Once the mastered mixes were finalized, both the surround and stereo versions were taken to the video production company and re-synched with the video. From there the authoring specialist worked his magic. He produced some reference DVD’s to verify everything was in order.
On Tuesday last week I had just arrived in San Diego when I received the call the reference DVD’s were ready. Unfortunately, I wouldn’t be back for a week, so I had to decline my copy until I returned. David Glasser was kind enough to check it out and kept me in the loop. He discovered that while the surround mix was fine, the stereo mix was in mono! In their haste to complete the project, the video team had neglected to pan the left and right channels. Ooops! I’m glad David was thorough in his listening.
To add to the drama, I got a call Wednesday evening from the executive producers. Their mood was severely grim. They didn’t like my mixes. They thought the mandolin/electric guitar was too quiet and the keyboards too loud. Remembering these were panned opposite (hard left and right respectively), I asked if they had listened to the mixes on more than one system. They hadn’t. They had listened once through a Bose system in the living room of one producer.* I proposed they listen on another system and verify their results. I received an email later that evening with an attached list of each song, time stamps and suggestions for fixing the mixes. Some suggestions were as much as 3dB!

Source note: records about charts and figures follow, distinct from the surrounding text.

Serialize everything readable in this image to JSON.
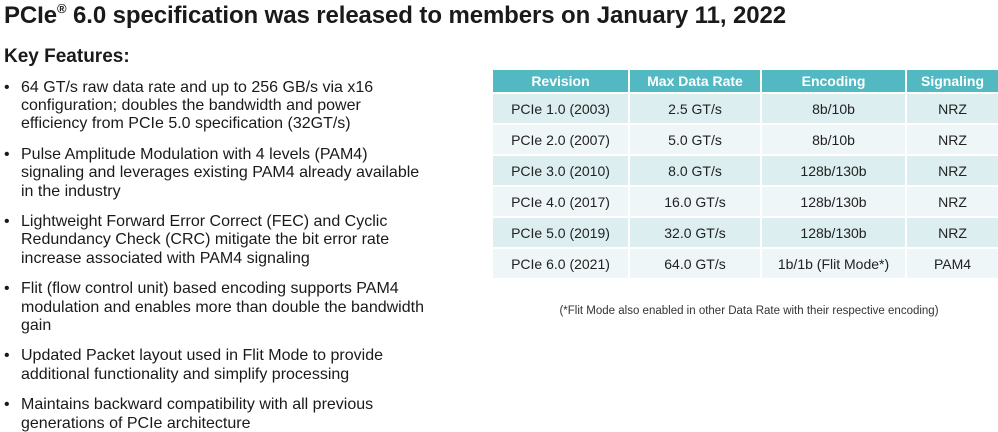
{
  "title": {
    "prefix": "PCIe",
    "superscript": "®",
    "rest": " 6.0 specification was released to members on January 11, 2022"
  },
  "heading": "Key Features:",
  "bullet_glyph": "•",
  "features": [
    "64 GT/s raw data rate and up to 256 GB/s via x16 configuration; doubles the bandwidth and power efficiency from PCIe 5.0 specification (32GT/s)",
    "Pulse Amplitude Modulation with 4 levels (PAM4) signaling and leverages existing PAM4 already available in the industry",
    "Lightweight Forward Error Correct (FEC) and Cyclic Redundancy Check (CRC) mitigate the bit error rate increase associated with PAM4 signaling",
    "Flit (flow control unit) based encoding supports PAM4 modulation and enables more than double the bandwidth gain",
    "Updated Packet layout used in Flit Mode to provide additional functionality and simplify processing",
    "Maintains backward compatibility with all previous generations of PCIe architecture"
  ],
  "table": {
    "headers": [
      "Revision",
      "Max Data Rate",
      "Encoding",
      "Signaling"
    ],
    "rows": [
      [
        "PCIe 1.0 (2003)",
        "2.5 GT/s",
        "8b/10b",
        "NRZ"
      ],
      [
        "PCIe 2.0 (2007)",
        "5.0 GT/s",
        "8b/10b",
        "NRZ"
      ],
      [
        "PCIe 3.0 (2010)",
        "8.0 GT/s",
        "128b/130b",
        "NRZ"
      ],
      [
        "PCIe 4.0 (2017)",
        "16.0 GT/s",
        "128b/130b",
        "NRZ"
      ],
      [
        "PCIe 5.0 (2019)",
        "32.0 GT/s",
        "128b/130b",
        "NRZ"
      ],
      [
        "PCIe 6.0 (2021)",
        "64.0 GT/s",
        "1b/1b (Flit Mode*)",
        "PAM4"
      ]
    ]
  },
  "footnote": "(*Flit Mode also enabled in other Data Rate with their respective encoding)",
  "colors": {
    "header_bg": "#52b9c2",
    "row_odd_bg": "#dceef0",
    "row_even_bg": "#eef6f7"
  }
}
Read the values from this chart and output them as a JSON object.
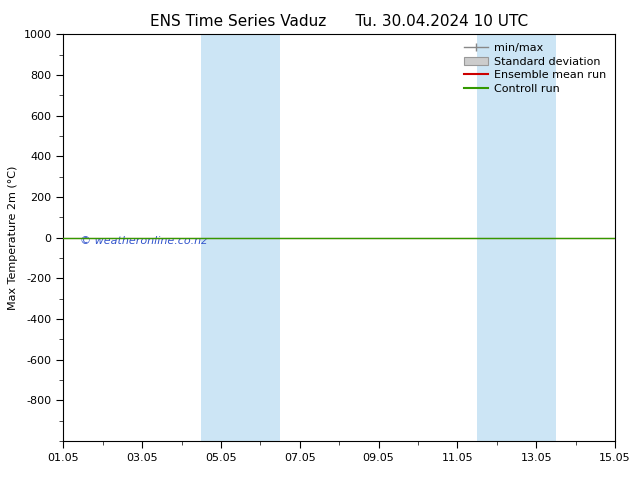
{
  "title": "ENS Time Series Vaduz      Tu. 30.04.2024 10 UTC",
  "ylabel": "Max Temperature 2m (°C)",
  "ylim_top": -1000,
  "ylim_bottom": 1000,
  "yticks": [
    -800,
    -600,
    -400,
    -200,
    0,
    200,
    400,
    600,
    800,
    1000
  ],
  "xtick_labels": [
    "01.05",
    "03.05",
    "05.05",
    "07.05",
    "09.05",
    "11.05",
    "13.05",
    "15.05"
  ],
  "xtick_positions": [
    0,
    2,
    4,
    6,
    8,
    10,
    12,
    14
  ],
  "shade_bands": [
    {
      "x_start": 3.5,
      "x_end": 5.5
    },
    {
      "x_start": 10.5,
      "x_end": 12.5
    }
  ],
  "shade_color": "#cce5f5",
  "green_line_y": 0,
  "green_line_color": "#339900",
  "red_line_color": "#cc0000",
  "legend_labels": [
    "min/max",
    "Standard deviation",
    "Ensemble mean run",
    "Controll run"
  ],
  "watermark": "© weatheronline.co.nz",
  "watermark_color": "#3355cc",
  "background_color": "#ffffff",
  "plot_bg_color": "#ffffff",
  "title_fontsize": 11,
  "axis_fontsize": 8,
  "legend_fontsize": 8
}
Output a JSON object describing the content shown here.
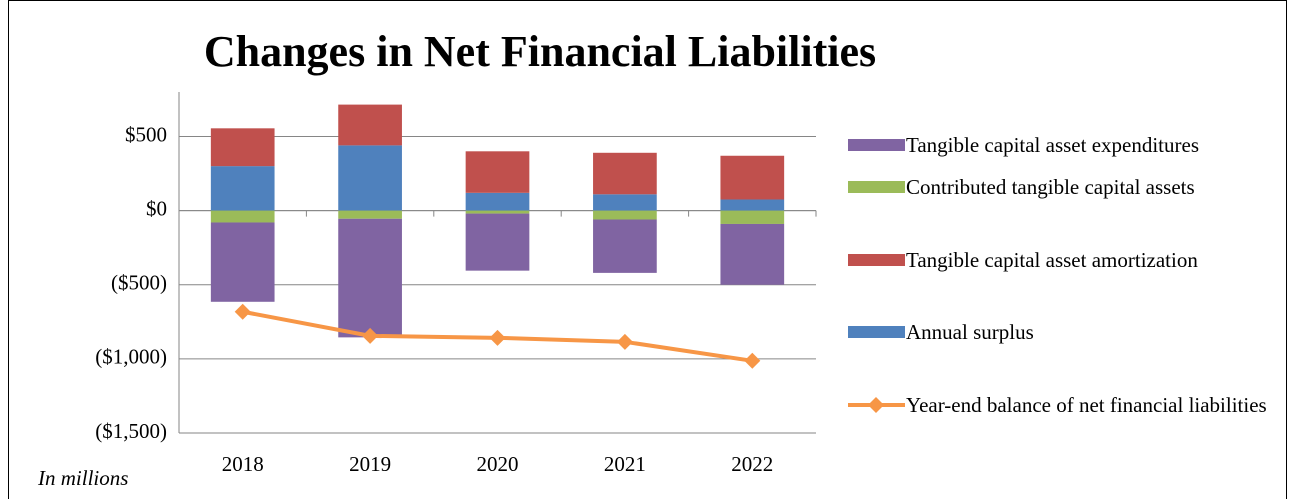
{
  "chart_data": {
    "type": "bar",
    "title": "Changes in Net Financial Liabilities",
    "note": "In millions",
    "categories": [
      "2018",
      "2019",
      "2020",
      "2021",
      "2022"
    ],
    "series": [
      {
        "name": "Tangible capital asset expenditures",
        "color": "#8064a2",
        "values": [
          -535,
          -800,
          -385,
          -360,
          -410
        ]
      },
      {
        "name": "Contributed tangible capital assets",
        "color": "#9bbb59",
        "values": [
          -80,
          -55,
          -20,
          -60,
          -90
        ]
      },
      {
        "name": "Tangible capital asset amortization",
        "color": "#c0504d",
        "values": [
          255,
          275,
          280,
          280,
          295
        ]
      },
      {
        "name": "Annual surplus",
        "color": "#4f81bd",
        "values": [
          300,
          440,
          120,
          110,
          75
        ]
      },
      {
        "name": "Year-end balance of net financial liabilities",
        "color": "#f79646",
        "type": "line",
        "values": [
          -682,
          -845,
          -858,
          -885,
          -1013
        ]
      }
    ],
    "ylim": [
      -1500,
      800
    ],
    "yticks": [
      {
        "value": -1500,
        "label": "($1,500)"
      },
      {
        "value": -1000,
        "label": "($1,000)"
      },
      {
        "value": -500,
        "label": "($500)"
      },
      {
        "value": 0,
        "label": "$0"
      },
      {
        "value": 500,
        "label": "$500"
      }
    ],
    "grid": true,
    "legend": "right"
  }
}
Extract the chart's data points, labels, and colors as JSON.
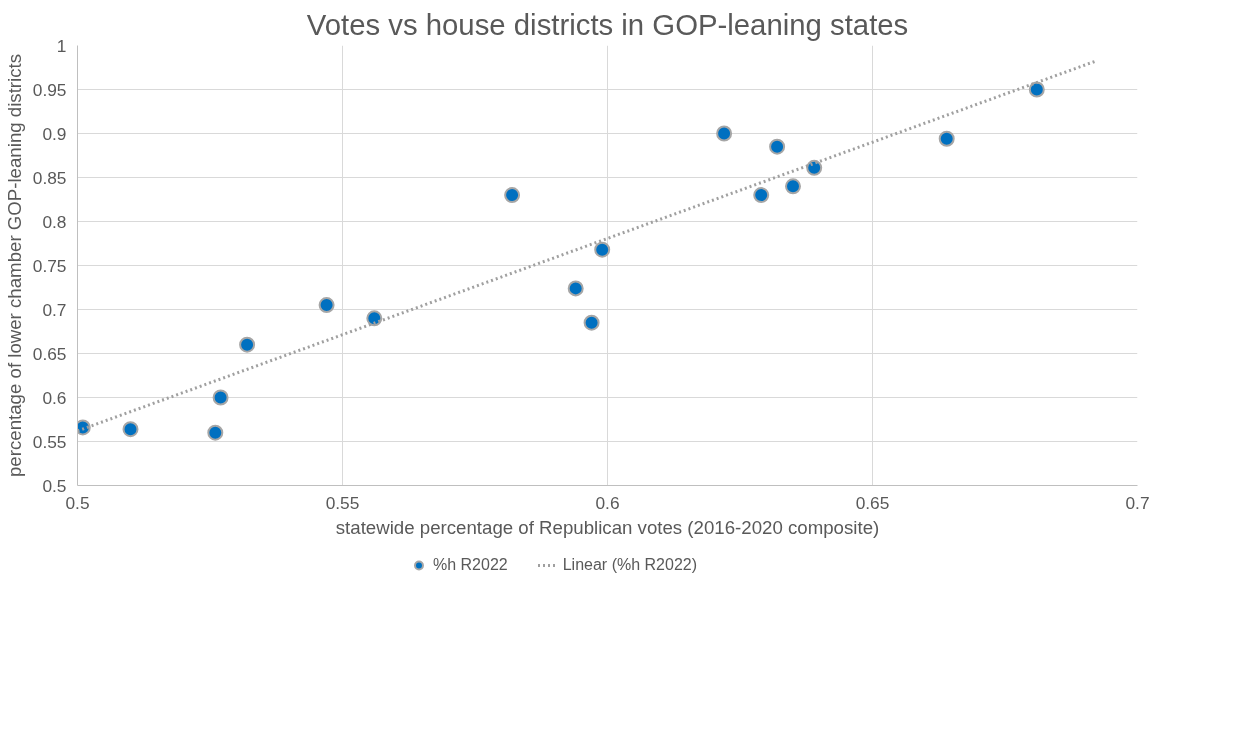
{
  "chart_data": {
    "type": "scatter",
    "title": "Votes vs house districts in GOP-leaning states",
    "xlabel": "statewide percentage of Republican votes (2016-2020 composite)",
    "ylabel": "percentage of lower chamber GOP-leaning districts",
    "xlim": [
      0.5,
      0.7
    ],
    "xticks": [
      0.5,
      0.55,
      0.6,
      0.65,
      0.7
    ],
    "ylim": [
      0.5,
      1
    ],
    "yticks": [
      0.5,
      0.55,
      0.6,
      0.65,
      0.7,
      0.75,
      0.8,
      0.85,
      0.9,
      0.95,
      1
    ],
    "grid": true,
    "legend": "bottom",
    "series": [
      {
        "name": "%h R2022",
        "marker": "circle",
        "color": "#0070c0",
        "x": [
          0.501,
          0.51,
          0.526,
          0.527,
          0.532,
          0.547,
          0.556,
          0.582,
          0.594,
          0.597,
          0.599,
          0.622,
          0.629,
          0.632,
          0.635,
          0.639,
          0.664,
          0.681
        ],
        "values": [
          0.566,
          0.564,
          0.56,
          0.6,
          0.66,
          0.705,
          0.69,
          0.83,
          0.724,
          0.685,
          0.768,
          0.9,
          0.83,
          0.885,
          0.84,
          0.861,
          0.894,
          0.95
        ]
      },
      {
        "name": "Linear (%h R2022)",
        "type": "line",
        "color": "#a0a0a0",
        "line_style": "dotted",
        "x": [
          0.5,
          0.692
        ],
        "values": [
          0.562,
          0.982
        ]
      }
    ]
  }
}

I did mention I was out of town, right? I wasn’t in a position to fix anything. Moreover, after authoring has taken place is not the time to make mixing alterations. It costs $1,000 every time a change is made to the authored DVD master.
Da, dada, daa! David Glasser to the rescue! He invited the producers to come and listen on his system the next day. They listened to both the reference DVD and mastering session. To the producer’s chagrin, everything sounded fine.
Understandably, they were concerned. They honestly thought what they were hearing was accurate. As engineers, we make all of our decisions based on what we hear. That’s why it’s imperative to have a good listening environment. If you need to bring a boom box to a studio or listen on laptop speakers, go for it. However, it is not wise to make mixing decisions based on laptop speakers. They just aren’t that accurate.
Since the producers were concerned, I was a little concerned. One of them is a talented live sound engineer. I trust his ear. To have him say he didn’t like my mix was little blow to my ego. But, I noticed the consistent remarks and remembered how I had panned each instrument. Additionally, if the mix was off by that much, a mastering engineer of Mr. Glasser’s caliber would have certainly picked up on it. I deferred judgment on myself until I had more evidence.
Happily, it turned out well. No further mixing required and everyone is happy. I think the experience was educational for everyone involved, including myself. It helps to keep a level head and think things through clearly and rationally. Thankfully, we have a team that agrees with that philosophy. The DVD has been corrected and is in production. Whew! Now I can let that little piece go.
I would also like to reiterate that audio and video people need to work together. None of us exist in a vacuum. There’s a little cultural phenom out in the world where audio and video people think they’re better than the other. A little animosity and ignorance created this rift. The fact is, we need each other. The technology is so complex now that not one person can master both disciplines. I sometimes have a hard time remembering key commands for my audio programs.
Can’t we all just get along?
Rock. Roll. Repeat.
* Let me rant a little on Bose. I dislike their products. They might be a fine company, but their products leave a lot to be desired. I’m further irritated by their successful campaign in convincing the masses that their products are superior. I think most audio engineers would agree with me on this.